Today I finished watching Thirteen Reasons Why on Netflix. In this series, a teenage girl dies of suicide. She leaves behind recordings on cassettes, in which she details 13 reasons / people who led her to her decision. This girl didn’t tell her parents, teachers or counselors what was going on. She just hid her pain instead. After her death, the teenagers who are mentioned on the tapes try hard to keep the truth covered up. Finally, that Band-Aid is “ripped off” as the parents finally get the opportunity to listen to their daughter’s tapes. The end.
Really?? What happened to the rest of the characters? Do the bullies and perpetrators ever make restitution or face real consequences? Do the parents find closure? Do the school personnel deal with the bullying / climate at the school? Or is the Bandaid just put back on? And if it is the latter, who else will despair enough to die?
A well –meaning friend sent me an article about the White House “lighting up blue” for autism awareness. As an autism parent, I only felt disgust. I think this is a bandaid to cover up what is really happening. As I said on my Facebook post, “Lighting up the white house blue means nothing if the policies will negatively affect those who have autism. Just saying.” So go ahead, White House, light it up blue, but are you going to make sure that a Free Appropriate Public Education is in place for those with intellectual disabilities? Are you going to make sure that they have the Medicaid services they need? Or are you going to just be nice and put a lit-up-blue bandaid on to distract the damage that is being proposed?
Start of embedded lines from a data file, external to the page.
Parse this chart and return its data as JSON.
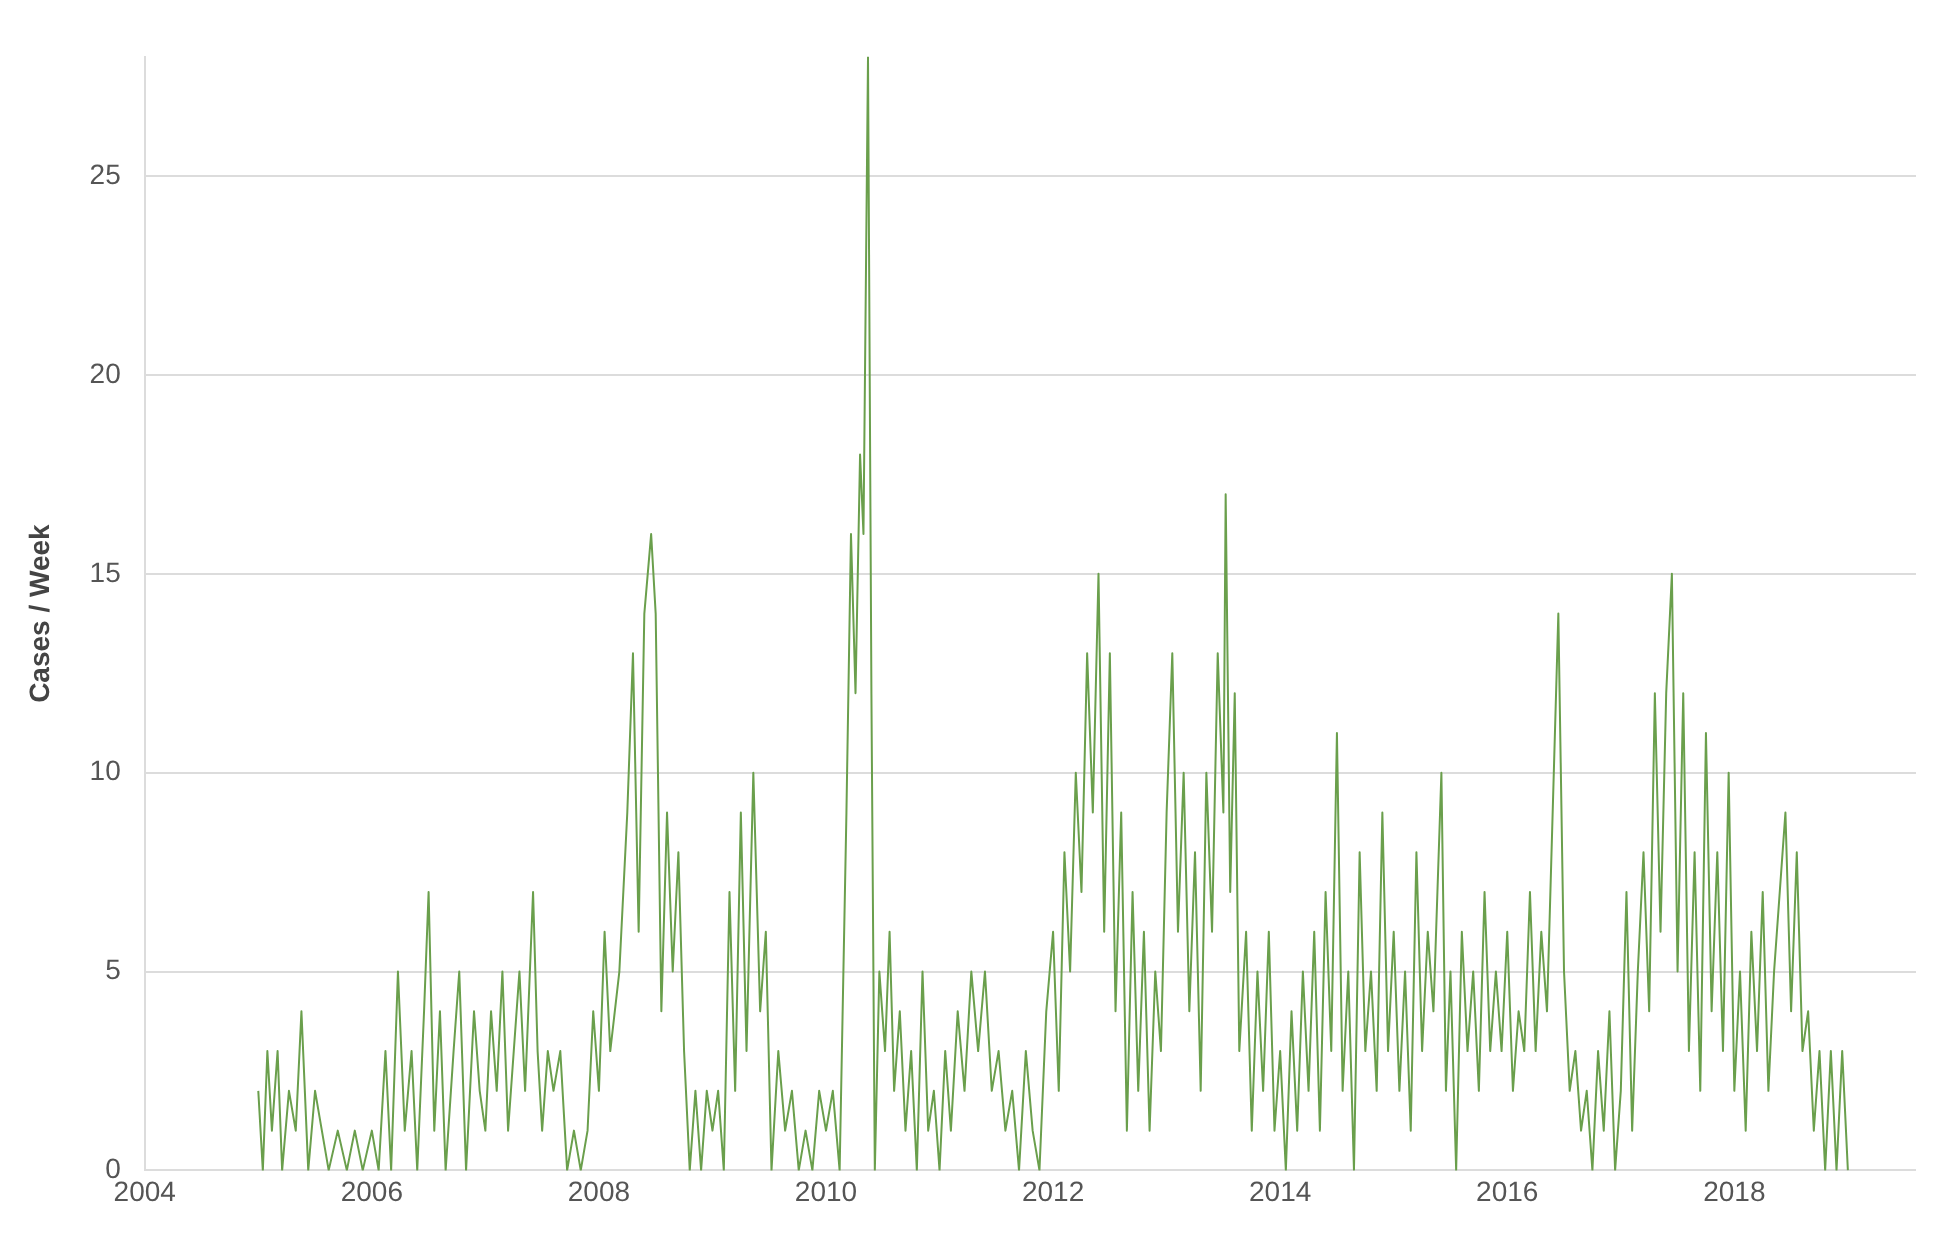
{
  "chart_data": {
    "type": "line",
    "ylabel": "Cases / Week",
    "xlim": [
      2004,
      2019.6
    ],
    "xticks": [
      2004,
      2006,
      2008,
      2010,
      2012,
      2014,
      2016,
      2018
    ],
    "ylim": [
      0,
      28
    ],
    "yticks": [
      0,
      5,
      10,
      15,
      20,
      25
    ],
    "grid": "y",
    "legend": false,
    "marker": "none",
    "line_style": "solid",
    "series": [
      {
        "color": "#6a9f4c",
        "x": [
          2005.0,
          2005.04,
          2005.08,
          2005.12,
          2005.17,
          2005.21,
          2005.27,
          2005.33,
          2005.38,
          2005.44,
          2005.5,
          2005.56,
          2005.62,
          2005.7,
          2005.78,
          2005.85,
          2005.92,
          2006.0,
          2006.06,
          2006.12,
          2006.17,
          2006.23,
          2006.29,
          2006.35,
          2006.4,
          2006.46,
          2006.5,
          2006.55,
          2006.6,
          2006.65,
          2006.72,
          2006.77,
          2006.83,
          2006.9,
          2006.95,
          2007.0,
          2007.05,
          2007.1,
          2007.15,
          2007.2,
          2007.25,
          2007.3,
          2007.35,
          2007.42,
          2007.46,
          2007.5,
          2007.55,
          2007.6,
          2007.66,
          2007.72,
          2007.78,
          2007.84,
          2007.9,
          2007.95,
          2008.0,
          2008.05,
          2008.1,
          2008.18,
          2008.25,
          2008.3,
          2008.35,
          2008.4,
          2008.46,
          2008.5,
          2008.55,
          2008.6,
          2008.65,
          2008.7,
          2008.75,
          2008.8,
          2008.85,
          2008.9,
          2008.95,
          2009.0,
          2009.05,
          2009.1,
          2009.15,
          2009.2,
          2009.25,
          2009.3,
          2009.36,
          2009.42,
          2009.47,
          2009.52,
          2009.58,
          2009.64,
          2009.7,
          2009.76,
          2009.82,
          2009.88,
          2009.94,
          2010.0,
          2010.06,
          2010.12,
          2010.18,
          2010.22,
          2010.26,
          2010.3,
          2010.33,
          2010.37,
          2010.4,
          2010.43,
          2010.47,
          2010.52,
          2010.56,
          2010.6,
          2010.65,
          2010.7,
          2010.75,
          2010.8,
          2010.85,
          2010.9,
          2010.95,
          2011.0,
          2011.05,
          2011.1,
          2011.16,
          2011.22,
          2011.28,
          2011.34,
          2011.4,
          2011.46,
          2011.52,
          2011.58,
          2011.64,
          2011.7,
          2011.76,
          2011.82,
          2011.88,
          2011.94,
          2012.0,
          2012.05,
          2012.1,
          2012.15,
          2012.2,
          2012.25,
          2012.3,
          2012.35,
          2012.4,
          2012.45,
          2012.5,
          2012.55,
          2012.6,
          2012.65,
          2012.7,
          2012.75,
          2012.8,
          2012.85,
          2012.9,
          2012.95,
          2013.0,
          2013.05,
          2013.1,
          2013.15,
          2013.2,
          2013.25,
          2013.3,
          2013.35,
          2013.4,
          2013.45,
          2013.5,
          2013.52,
          2013.56,
          2013.6,
          2013.64,
          2013.7,
          2013.75,
          2013.8,
          2013.85,
          2013.9,
          2013.95,
          2014.0,
          2014.05,
          2014.1,
          2014.15,
          2014.2,
          2014.25,
          2014.3,
          2014.35,
          2014.4,
          2014.45,
          2014.5,
          2014.55,
          2014.6,
          2014.65,
          2014.7,
          2014.75,
          2014.8,
          2014.85,
          2014.9,
          2014.95,
          2015.0,
          2015.05,
          2015.1,
          2015.15,
          2015.2,
          2015.25,
          2015.3,
          2015.35,
          2015.42,
          2015.46,
          2015.5,
          2015.55,
          2015.6,
          2015.65,
          2015.7,
          2015.75,
          2015.8,
          2015.85,
          2015.9,
          2015.95,
          2016.0,
          2016.05,
          2016.1,
          2016.15,
          2016.2,
          2016.25,
          2016.3,
          2016.35,
          2016.45,
          2016.5,
          2016.55,
          2016.6,
          2016.65,
          2016.7,
          2016.75,
          2016.8,
          2016.85,
          2016.9,
          2016.95,
          2017.0,
          2017.05,
          2017.1,
          2017.15,
          2017.2,
          2017.25,
          2017.3,
          2017.35,
          2017.4,
          2017.45,
          2017.5,
          2017.55,
          2017.6,
          2017.65,
          2017.7,
          2017.75,
          2017.8,
          2017.85,
          2017.9,
          2017.95,
          2018.0,
          2018.05,
          2018.1,
          2018.15,
          2018.2,
          2018.25,
          2018.3,
          2018.35,
          2018.45,
          2018.5,
          2018.55,
          2018.6,
          2018.65,
          2018.7,
          2018.75,
          2018.8,
          2018.85,
          2018.9,
          2018.95,
          2019.0
        ],
        "values": [
          2,
          0,
          3,
          1,
          3,
          0,
          2,
          1,
          4,
          0,
          2,
          1,
          0,
          1,
          0,
          1,
          0,
          1,
          0,
          3,
          0,
          5,
          1,
          3,
          0,
          4,
          7,
          1,
          4,
          0,
          3,
          5,
          0,
          4,
          2,
          1,
          4,
          2,
          5,
          1,
          3,
          5,
          2,
          7,
          3,
          1,
          3,
          2,
          3,
          0,
          1,
          0,
          1,
          4,
          2,
          6,
          3,
          5,
          9,
          13,
          6,
          14,
          16,
          14,
          4,
          9,
          5,
          8,
          3,
          0,
          2,
          0,
          2,
          1,
          2,
          0,
          7,
          2,
          9,
          3,
          10,
          4,
          6,
          0,
          3,
          1,
          2,
          0,
          1,
          0,
          2,
          1,
          2,
          0,
          9,
          16,
          12,
          18,
          16,
          28,
          12,
          0,
          5,
          3,
          6,
          2,
          4,
          1,
          3,
          0,
          5,
          1,
          2,
          0,
          3,
          1,
          4,
          2,
          5,
          3,
          5,
          2,
          3,
          1,
          2,
          0,
          3,
          1,
          0,
          4,
          6,
          2,
          8,
          5,
          10,
          7,
          13,
          9,
          15,
          6,
          13,
          4,
          9,
          1,
          7,
          2,
          6,
          1,
          5,
          3,
          9,
          13,
          6,
          10,
          4,
          8,
          2,
          10,
          6,
          13,
          9,
          17,
          7,
          12,
          3,
          6,
          1,
          5,
          2,
          6,
          1,
          3,
          0,
          4,
          1,
          5,
          2,
          6,
          1,
          7,
          3,
          11,
          2,
          5,
          0,
          8,
          3,
          5,
          2,
          9,
          3,
          6,
          2,
          5,
          1,
          8,
          3,
          6,
          4,
          10,
          2,
          5,
          0,
          6,
          3,
          5,
          2,
          7,
          3,
          5,
          3,
          6,
          2,
          4,
          3,
          7,
          3,
          6,
          4,
          14,
          5,
          2,
          3,
          1,
          2,
          0,
          3,
          1,
          4,
          0,
          2,
          7,
          1,
          5,
          8,
          4,
          12,
          6,
          12,
          15,
          5,
          12,
          3,
          8,
          2,
          11,
          4,
          8,
          3,
          10,
          2,
          5,
          1,
          6,
          3,
          7,
          2,
          5,
          9,
          4,
          8,
          3,
          4,
          1,
          3,
          0,
          3,
          0,
          3,
          0
        ]
      }
    ]
  }
}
I admit that, when I get into a funk, everything seems 100 times worse than it probably is. That’s also the danger of the life of someone who is called a “prophet” by her friends. Prophets see things that others don’t see, make connections between seemingly unrelated things and speak the truth about those things. Prophets are not popular when they do that. It’s ripping a bandaid off of a festered wound so it can be treated: messy, stinky, but necessary.
Tomorrow I go to finish my training and receive my certification as a TIIMS (Transitional and Intentional Interim Ministry Specialist). This means that I will go into Christian congregations that are in transition– a major conflict or crisis, loss of a long-term pastor, etc.– and be there short term to help facilitate healing and remove barriers to moving forward. Part of me is very cynical about this. I wonder how many nice “bandaids” I will have to “rip off” in order to get to the root of the “infection” that is making the congregation “sick” and unable to move forward in mission and ministry to their communities. I am fully aware that the congregation will have to follow through with the prescribed course of action. And I am skeptical.
Yet I keep going. I know that I only see in a mirror dimly, but someday I will see clearly. I believe God is up to something good. And so I keep ripping off bandaids so the healing can begin.